US 12,266,346 B2
Noisy far-field speech recognition
Dading Chong, Hangzhou (CN); Zhaoyi Liu, Hangzhou (CN); Vijay Parthasarathy, San Jose, CA (US); and Xiao Song, Hangzhou (CN)
Assigned to Zoom Communications, Inc., San Jose, CA (US)
Filed by Zoom Communications, Inc., San Jose, CA (US)
Filed on Jul. 30, 2021, as Appl. No. 17/390,788.
Prior Publication US 2023/0033768 A1, Feb. 2, 2023
Int. Cl. G10L 15/00 (2013.01); G10L 15/02 (2006.01); G10L 15/06 (2013.01); G10L 25/84 (2013.01)
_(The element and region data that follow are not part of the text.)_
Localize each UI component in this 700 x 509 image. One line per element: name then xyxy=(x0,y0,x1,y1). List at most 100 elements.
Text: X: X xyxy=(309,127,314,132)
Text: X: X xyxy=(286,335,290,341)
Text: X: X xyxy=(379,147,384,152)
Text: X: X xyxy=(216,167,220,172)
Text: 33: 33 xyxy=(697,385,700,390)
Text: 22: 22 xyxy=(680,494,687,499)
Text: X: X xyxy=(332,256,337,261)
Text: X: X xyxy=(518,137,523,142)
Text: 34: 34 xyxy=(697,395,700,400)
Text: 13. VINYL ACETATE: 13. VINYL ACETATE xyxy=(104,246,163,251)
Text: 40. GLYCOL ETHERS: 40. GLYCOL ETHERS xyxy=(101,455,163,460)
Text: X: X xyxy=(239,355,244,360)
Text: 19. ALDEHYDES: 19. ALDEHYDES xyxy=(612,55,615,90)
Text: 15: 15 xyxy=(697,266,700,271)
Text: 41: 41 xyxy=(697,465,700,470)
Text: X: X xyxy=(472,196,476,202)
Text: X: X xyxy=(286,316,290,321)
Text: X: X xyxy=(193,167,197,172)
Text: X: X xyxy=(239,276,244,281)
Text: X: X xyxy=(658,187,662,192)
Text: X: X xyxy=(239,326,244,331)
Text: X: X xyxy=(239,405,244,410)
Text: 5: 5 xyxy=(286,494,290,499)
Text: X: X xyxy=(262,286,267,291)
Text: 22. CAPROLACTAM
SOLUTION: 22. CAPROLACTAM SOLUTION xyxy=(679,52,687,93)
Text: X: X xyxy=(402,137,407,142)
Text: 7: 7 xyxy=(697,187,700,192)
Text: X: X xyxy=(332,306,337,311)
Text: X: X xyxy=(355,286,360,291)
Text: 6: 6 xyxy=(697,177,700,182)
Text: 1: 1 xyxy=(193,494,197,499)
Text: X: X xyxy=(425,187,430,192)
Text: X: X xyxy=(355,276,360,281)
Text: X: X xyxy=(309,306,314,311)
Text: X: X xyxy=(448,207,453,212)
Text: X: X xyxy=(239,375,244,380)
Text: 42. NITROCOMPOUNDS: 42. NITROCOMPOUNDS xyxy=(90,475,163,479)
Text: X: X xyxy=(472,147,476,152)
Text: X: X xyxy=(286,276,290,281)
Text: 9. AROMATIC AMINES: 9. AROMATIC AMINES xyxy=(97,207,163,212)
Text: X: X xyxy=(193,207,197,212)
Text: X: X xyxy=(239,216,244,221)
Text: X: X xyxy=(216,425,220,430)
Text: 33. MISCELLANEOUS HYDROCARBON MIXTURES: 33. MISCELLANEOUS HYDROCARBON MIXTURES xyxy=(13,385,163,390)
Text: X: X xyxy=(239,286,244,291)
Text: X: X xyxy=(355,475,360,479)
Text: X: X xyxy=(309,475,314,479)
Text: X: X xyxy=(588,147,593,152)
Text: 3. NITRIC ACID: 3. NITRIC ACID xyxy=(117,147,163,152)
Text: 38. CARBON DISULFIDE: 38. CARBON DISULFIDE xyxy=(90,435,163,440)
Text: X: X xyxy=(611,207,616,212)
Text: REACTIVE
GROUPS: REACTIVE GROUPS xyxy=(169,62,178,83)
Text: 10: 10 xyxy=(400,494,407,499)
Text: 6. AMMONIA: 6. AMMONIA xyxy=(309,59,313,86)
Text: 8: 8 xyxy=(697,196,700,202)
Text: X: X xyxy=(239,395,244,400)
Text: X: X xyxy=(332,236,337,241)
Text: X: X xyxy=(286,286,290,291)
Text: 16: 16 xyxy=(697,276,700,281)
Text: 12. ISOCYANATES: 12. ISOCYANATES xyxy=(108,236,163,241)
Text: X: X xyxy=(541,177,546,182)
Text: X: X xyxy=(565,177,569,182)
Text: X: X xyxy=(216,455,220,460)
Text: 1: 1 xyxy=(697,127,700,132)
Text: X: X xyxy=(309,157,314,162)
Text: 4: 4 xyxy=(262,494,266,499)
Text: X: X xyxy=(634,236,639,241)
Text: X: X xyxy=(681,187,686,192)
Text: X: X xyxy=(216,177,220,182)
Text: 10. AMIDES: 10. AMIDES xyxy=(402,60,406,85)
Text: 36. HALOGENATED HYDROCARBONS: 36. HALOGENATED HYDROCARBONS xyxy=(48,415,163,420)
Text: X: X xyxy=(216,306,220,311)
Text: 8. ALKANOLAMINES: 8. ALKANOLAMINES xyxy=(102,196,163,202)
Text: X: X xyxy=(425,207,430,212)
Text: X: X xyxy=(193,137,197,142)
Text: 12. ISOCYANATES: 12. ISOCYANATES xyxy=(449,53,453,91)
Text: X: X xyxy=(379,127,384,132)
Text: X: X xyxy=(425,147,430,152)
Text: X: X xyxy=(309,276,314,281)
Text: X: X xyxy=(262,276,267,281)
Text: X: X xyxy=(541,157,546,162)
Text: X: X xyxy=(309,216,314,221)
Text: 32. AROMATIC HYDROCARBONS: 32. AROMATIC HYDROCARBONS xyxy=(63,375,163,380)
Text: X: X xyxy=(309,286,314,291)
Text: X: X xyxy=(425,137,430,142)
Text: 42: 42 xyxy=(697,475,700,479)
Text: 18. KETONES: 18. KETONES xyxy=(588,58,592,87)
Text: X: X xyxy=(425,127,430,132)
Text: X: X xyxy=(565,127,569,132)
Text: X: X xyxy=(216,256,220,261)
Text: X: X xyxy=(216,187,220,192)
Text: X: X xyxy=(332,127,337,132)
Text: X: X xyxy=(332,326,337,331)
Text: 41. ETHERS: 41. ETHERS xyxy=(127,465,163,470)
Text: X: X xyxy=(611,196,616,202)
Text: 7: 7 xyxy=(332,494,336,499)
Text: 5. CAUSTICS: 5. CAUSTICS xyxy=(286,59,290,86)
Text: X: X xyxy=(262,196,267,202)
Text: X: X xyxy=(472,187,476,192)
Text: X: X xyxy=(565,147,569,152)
CPC G10L 15/063 (2013.01) [G10L 15/02 (2013.01); G10L 25/84 (2013.01)] 17 Claims
OG exemplary drawing
 
1. A method comprising:
training a model using audio recordings from noise scenarios in a set of training data;
decomposing a training signal from the set of training data into a message component and a noise component;
scaling the noise component by a random scale factor to obtain a scaled noise, wherein the random scale factor is a power with a base that is a constant and an exponent that includes a random variable;
adding the scaled noise to the message component to obtain a perturbed audio signal that is included in the set of training data;
training a first teacher model using a first subset of the set of training data associated with a first noise scenario of the noise scenarios;
training a second teacher model using a second subset of the set of training data associated with a second noise scenario of the noise scenarios; and
training a student model using soft labels output from the first teacher model and soft labels output from the second teacher model.